I also made Tzatziki for the first time and it was really easy and very good!


1 tblsp of lemon juice
1/2 cup of olive oil
1 clove of garlic minced
1 tsp of salt
2 cups of plain yogurt (Greek if you can get it!)
1 cucumber halved, seeded and grated

Combine all the ingredients and whisk to incorporate the olive oil thoroughly. Chill for at least an hour.

The rest of the spread on the table included pita wedges, roasted red pepper hummus (ah storebought I know, but there are some really good ones out there), feta cheese, chips and sour cream & onion dip (thanks to lessingham93 for a fave standard!

The lovely seraphim51 contributed a huge bowl of baked potato salad which was awesome! Think of what you would have on a loaded baked potato; cheddar cheese, bacon, etc and that is what it tasted like!

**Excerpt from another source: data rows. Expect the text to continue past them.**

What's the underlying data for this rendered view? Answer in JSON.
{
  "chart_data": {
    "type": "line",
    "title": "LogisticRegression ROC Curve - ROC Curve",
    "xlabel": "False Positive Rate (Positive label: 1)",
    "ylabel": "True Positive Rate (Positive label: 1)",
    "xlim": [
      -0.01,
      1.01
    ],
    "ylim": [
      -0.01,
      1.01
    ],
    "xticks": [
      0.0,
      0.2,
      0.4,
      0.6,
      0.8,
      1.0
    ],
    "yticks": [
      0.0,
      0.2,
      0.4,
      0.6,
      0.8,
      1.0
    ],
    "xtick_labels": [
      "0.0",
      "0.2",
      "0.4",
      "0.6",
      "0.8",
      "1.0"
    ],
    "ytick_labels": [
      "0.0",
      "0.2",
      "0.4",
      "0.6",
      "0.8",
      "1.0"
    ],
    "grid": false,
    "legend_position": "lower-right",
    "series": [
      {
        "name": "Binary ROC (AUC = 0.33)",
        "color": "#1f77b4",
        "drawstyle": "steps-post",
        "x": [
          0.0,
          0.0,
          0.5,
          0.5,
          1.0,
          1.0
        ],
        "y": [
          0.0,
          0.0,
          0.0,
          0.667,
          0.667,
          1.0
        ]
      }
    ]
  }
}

The beef kebabs were Greek/Mediterranean inspired as well.

Beef Kebabs

Take 2 lbs of beef sirloin cut into 1-2 inch chunks. Place in a dish large enough to accomodate all the pieces and deep enough to toss them in the marinade.
Cover the meat with about 3 tblsp of olive oil, drizzle liberally with Worcestershire sauce and then season with salt, pepper, a tsp of ground coriander, about 2 tsp of cumin, 1 tsp of paprika, 2 tsp of oregano and a sprinkling of red pepper flake. Toss to combine the spices and coat all of the pieces. Then let sit for about an hour to marinate.
For veggie kebabs to accompany these I used red & green bell peppers and Walla Walla sweet onions. And yes, I did them separately! Alton Brown is correct, while it may look "pretty" to have your meat and veggies together on one skewer, they cook at different rates so it is much easier to do them separately.

Thread onto skewers and grill over medium heat until desired doneness is acheived.